Current status in this codebase:

The "angle" encoder exists as a placeholder and returns an error stating it is not implemented yet.
Use "amplitude" or "basis" for now.

5. GPU memory management

QDP is designed to keep the encoded states on the GPU and to avoid unnecessary allocations/copies where possible.

5.1 Output state vector allocation

For each encoded sample, QDP allocates a state vector of size $2^n$. Memory usage grows exponentially:

complex128 uses 16 bytes per element
rough output size (single sample) is:
- $2^n \times 16$ bytes for complex128
- $2^n \times 8$ bytes for complex64

QDP performs pre-flight checks before large allocations to fail fast with an OOM-aware message (e.g., suggesting smaller num_qubits or batch size).

5.2 Pinned host memory and streaming pipelines

For high-throughput IO → GPU workflows (especially streaming from Parquet), QDP uses:

Pinned host buffers (page-locked memory) to speed up host↔device transfers.
Double buffering (ping-pong) so one buffer can be filled while another is being processed.
Device staging buffers (for streaming) so that copies and compute can overlap.

Streaming Parquet encoding is implemented as a producer/consumer pipeline:

a background IO thread reads chunks into pinned host buffers
the GPU side processes each chunk while IO continues

In the current implementation, streaming Parquet supports:

"amplitude"
"basis"

("angle" is not supported for streaming yet.)

5.3 Asynchronous copy/compute overlap (dual streams)

For large workloads, QDP uses multiple CUDA streams and CUDA events to overlap:

H2D copies (copy stream)
kernel execution (compute stream)

This reduces time spent waiting on PCIe transfers and can improve throughput substantially for large batches.

6. DLPack zero-copy integration

QDP exposes results using the DLPack protocol, which allows frameworks like PyTorch to consume GPU memory without copying.

Conceptually:

Rust allocates GPU memory for the state vector.
Rust wraps it into a DLPack DLManagedTensor.
Python returns an object that implements __dlpack__.
PyTorch calls torch.from_dlpack(qtensor) and takes ownership via DLPack’s deleter.

Important details:

The returned DLPack capsule is single-consume (can only be used once). This prevents double-free bugs.
Memory lifetime is managed safely via reference counting on the Rust side, and freed by the DLPack deleter when the consumer releases it.
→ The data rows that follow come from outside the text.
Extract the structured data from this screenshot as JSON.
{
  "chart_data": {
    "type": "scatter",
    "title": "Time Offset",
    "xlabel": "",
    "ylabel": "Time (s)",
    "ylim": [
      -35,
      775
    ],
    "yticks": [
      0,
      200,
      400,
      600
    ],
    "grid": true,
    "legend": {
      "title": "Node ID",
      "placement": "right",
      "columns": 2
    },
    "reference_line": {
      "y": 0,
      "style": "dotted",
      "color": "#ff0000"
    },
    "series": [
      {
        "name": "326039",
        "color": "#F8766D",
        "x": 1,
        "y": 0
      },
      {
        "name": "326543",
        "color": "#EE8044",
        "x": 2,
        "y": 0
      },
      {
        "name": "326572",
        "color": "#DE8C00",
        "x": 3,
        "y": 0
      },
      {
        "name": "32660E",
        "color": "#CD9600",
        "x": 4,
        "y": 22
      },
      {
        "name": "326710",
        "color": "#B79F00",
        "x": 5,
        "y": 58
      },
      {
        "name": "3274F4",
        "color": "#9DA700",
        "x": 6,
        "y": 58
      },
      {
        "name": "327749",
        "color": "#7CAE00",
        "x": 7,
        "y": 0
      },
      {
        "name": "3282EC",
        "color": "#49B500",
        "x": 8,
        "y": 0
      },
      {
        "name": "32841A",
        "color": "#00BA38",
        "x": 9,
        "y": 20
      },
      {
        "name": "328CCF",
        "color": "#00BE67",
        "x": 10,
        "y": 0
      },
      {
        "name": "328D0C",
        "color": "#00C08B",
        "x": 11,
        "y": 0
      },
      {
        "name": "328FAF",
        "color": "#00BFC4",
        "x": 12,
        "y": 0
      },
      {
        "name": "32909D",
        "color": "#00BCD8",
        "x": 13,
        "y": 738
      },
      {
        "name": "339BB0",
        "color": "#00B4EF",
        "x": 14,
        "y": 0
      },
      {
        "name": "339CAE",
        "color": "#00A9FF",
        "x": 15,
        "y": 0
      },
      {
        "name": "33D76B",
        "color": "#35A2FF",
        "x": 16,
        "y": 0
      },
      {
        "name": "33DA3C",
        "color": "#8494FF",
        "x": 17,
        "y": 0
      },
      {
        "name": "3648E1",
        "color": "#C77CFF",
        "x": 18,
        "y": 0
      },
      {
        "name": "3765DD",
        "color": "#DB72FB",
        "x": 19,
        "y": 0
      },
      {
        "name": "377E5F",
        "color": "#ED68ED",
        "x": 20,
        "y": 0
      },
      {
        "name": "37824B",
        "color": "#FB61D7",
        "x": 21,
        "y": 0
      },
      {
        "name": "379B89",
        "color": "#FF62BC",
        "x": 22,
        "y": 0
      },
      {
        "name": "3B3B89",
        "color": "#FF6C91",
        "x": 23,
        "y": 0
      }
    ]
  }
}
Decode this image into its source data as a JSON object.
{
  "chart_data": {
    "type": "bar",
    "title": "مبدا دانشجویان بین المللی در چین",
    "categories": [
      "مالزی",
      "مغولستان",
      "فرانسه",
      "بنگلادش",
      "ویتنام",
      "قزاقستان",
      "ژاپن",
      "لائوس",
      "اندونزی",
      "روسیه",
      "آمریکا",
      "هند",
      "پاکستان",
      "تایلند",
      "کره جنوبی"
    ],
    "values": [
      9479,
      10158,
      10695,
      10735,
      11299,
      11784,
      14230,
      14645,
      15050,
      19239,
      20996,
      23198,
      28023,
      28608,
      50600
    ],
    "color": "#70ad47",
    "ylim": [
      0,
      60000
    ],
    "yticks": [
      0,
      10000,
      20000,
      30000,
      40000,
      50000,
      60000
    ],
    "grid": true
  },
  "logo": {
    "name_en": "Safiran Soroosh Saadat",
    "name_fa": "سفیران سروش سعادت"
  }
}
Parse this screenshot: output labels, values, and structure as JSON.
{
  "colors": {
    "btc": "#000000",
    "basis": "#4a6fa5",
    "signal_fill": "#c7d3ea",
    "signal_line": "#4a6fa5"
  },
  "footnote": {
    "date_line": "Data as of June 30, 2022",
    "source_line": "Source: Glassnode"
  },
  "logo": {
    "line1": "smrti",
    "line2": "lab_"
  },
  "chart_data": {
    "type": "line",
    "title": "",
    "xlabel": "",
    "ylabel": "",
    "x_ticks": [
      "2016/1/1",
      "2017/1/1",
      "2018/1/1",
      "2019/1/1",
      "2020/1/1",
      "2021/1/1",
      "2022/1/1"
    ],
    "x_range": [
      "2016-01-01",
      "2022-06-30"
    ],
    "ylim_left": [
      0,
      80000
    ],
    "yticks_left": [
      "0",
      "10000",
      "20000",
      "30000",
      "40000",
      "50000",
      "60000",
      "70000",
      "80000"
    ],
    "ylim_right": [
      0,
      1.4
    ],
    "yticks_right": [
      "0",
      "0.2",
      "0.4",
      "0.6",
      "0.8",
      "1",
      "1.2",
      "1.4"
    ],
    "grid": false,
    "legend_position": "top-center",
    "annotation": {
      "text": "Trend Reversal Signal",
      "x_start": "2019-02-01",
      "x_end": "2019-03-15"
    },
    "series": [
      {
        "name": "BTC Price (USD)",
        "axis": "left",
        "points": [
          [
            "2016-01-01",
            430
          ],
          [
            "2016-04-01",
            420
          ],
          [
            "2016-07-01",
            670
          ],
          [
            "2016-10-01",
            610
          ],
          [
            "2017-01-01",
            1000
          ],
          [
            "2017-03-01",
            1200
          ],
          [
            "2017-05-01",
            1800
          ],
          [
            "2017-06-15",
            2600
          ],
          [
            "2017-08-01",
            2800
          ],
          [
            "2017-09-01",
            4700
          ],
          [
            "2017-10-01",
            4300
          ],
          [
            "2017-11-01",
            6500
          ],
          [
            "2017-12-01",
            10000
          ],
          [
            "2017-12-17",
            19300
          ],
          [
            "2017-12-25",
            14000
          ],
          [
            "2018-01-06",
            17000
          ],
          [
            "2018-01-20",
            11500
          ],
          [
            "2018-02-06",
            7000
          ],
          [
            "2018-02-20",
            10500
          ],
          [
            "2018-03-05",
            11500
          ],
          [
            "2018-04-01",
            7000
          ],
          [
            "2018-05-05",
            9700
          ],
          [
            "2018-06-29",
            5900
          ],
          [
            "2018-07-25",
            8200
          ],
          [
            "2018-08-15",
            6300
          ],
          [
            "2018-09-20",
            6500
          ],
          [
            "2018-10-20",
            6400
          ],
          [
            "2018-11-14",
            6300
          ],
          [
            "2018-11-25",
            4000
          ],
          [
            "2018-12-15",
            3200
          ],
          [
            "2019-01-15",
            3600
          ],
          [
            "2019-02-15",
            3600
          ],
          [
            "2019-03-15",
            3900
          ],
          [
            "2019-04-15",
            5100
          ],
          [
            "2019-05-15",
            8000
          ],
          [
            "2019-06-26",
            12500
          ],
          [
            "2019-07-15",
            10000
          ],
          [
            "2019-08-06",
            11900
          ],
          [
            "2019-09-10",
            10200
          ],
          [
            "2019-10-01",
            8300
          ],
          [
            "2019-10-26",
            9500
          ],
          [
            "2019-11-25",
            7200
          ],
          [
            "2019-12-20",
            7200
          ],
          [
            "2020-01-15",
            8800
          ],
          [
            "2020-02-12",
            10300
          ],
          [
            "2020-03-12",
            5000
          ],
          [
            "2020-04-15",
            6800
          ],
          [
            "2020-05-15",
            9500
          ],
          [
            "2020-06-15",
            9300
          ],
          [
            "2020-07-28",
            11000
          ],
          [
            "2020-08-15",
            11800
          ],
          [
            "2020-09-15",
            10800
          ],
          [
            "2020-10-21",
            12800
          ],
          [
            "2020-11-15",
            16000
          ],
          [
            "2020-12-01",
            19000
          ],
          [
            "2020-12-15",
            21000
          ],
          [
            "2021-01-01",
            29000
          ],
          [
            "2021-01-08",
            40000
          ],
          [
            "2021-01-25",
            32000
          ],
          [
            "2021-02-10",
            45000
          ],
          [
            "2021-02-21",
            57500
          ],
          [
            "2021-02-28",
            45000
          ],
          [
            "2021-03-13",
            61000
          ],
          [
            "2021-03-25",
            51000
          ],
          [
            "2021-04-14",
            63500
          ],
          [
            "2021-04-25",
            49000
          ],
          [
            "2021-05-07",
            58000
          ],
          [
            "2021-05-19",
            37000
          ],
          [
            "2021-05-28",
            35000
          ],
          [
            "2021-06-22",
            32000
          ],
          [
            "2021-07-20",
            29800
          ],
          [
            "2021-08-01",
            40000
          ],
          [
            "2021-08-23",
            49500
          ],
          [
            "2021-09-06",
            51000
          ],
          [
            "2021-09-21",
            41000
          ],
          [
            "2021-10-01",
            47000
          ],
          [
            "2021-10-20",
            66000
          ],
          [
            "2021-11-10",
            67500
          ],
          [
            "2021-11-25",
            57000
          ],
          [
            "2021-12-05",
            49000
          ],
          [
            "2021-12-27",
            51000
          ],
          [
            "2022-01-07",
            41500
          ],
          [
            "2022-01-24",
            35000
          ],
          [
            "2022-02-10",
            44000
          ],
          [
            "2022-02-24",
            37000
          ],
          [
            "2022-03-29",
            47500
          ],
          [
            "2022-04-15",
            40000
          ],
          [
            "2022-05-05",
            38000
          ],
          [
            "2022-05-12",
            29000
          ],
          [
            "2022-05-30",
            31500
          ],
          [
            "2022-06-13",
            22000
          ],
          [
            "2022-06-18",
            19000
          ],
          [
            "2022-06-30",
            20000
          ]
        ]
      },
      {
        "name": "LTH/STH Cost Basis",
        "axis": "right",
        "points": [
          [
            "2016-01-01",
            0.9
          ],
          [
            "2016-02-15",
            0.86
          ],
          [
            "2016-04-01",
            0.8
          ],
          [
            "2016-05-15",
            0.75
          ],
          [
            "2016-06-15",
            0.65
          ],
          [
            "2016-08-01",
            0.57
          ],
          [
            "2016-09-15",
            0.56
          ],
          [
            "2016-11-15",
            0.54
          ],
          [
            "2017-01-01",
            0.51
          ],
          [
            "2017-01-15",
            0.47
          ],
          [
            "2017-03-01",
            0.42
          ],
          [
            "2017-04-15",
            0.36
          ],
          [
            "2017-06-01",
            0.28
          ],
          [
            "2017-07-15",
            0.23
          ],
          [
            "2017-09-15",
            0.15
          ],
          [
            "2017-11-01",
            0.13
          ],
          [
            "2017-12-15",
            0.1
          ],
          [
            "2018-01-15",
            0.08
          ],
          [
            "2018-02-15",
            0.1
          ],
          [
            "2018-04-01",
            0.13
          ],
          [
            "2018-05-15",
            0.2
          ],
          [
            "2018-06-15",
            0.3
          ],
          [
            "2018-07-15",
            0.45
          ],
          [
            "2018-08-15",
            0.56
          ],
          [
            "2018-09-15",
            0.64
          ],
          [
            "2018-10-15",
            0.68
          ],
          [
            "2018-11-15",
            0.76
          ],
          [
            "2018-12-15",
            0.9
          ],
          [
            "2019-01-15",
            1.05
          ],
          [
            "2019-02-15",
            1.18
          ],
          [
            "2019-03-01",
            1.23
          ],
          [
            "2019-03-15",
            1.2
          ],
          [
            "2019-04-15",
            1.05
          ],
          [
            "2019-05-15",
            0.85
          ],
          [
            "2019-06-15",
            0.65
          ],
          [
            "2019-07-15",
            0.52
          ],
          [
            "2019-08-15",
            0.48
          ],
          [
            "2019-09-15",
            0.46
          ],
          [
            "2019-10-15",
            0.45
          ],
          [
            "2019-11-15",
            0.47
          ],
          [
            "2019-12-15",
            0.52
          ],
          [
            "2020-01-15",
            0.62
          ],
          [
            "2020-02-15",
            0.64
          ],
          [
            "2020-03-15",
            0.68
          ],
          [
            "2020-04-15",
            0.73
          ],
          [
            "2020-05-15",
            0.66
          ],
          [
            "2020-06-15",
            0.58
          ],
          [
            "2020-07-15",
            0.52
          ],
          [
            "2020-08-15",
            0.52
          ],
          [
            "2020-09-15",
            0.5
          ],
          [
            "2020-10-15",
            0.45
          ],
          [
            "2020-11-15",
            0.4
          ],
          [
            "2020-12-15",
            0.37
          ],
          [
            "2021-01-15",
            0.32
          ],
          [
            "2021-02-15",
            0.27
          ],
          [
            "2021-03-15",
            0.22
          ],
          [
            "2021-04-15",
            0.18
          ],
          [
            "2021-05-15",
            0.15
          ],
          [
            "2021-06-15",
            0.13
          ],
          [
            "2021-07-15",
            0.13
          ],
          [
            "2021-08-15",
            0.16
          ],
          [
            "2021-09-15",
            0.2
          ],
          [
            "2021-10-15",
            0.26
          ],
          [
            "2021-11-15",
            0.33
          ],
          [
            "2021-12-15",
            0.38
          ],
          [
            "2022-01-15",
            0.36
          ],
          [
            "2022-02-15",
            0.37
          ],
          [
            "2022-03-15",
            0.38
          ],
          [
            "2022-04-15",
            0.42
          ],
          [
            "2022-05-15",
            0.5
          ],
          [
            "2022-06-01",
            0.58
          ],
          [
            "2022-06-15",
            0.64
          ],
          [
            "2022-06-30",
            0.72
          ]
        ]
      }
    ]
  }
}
7. Performance characteristics and practical guidance

7.1 What makes QDP fast

GPU kernels replace circuit-based state preparation for the supported encodings.
Batch APIs reduce allocation and kernel launch overhead.
Streaming pipelines overlap IO and GPU compute.

7.2 Choosing parameters wisely

Prefer batch encoding when encoding many samples (lower overhead, better GPU utilization).
Keep num_qubits realistic. Output size is $2^n$ and becomes the dominant cost quickly.
Pick the right encoding:
- amplitude: dense real-valued vectors
- basis: discrete indices / categorical states
- angle: planned, not implemented yet in this version

7.3 Profiling

If you need to understand where time is spent (copy vs compute), QDP supports NVTX-based profiling. See qdp/docs/observability/NVTX_USAGE.md.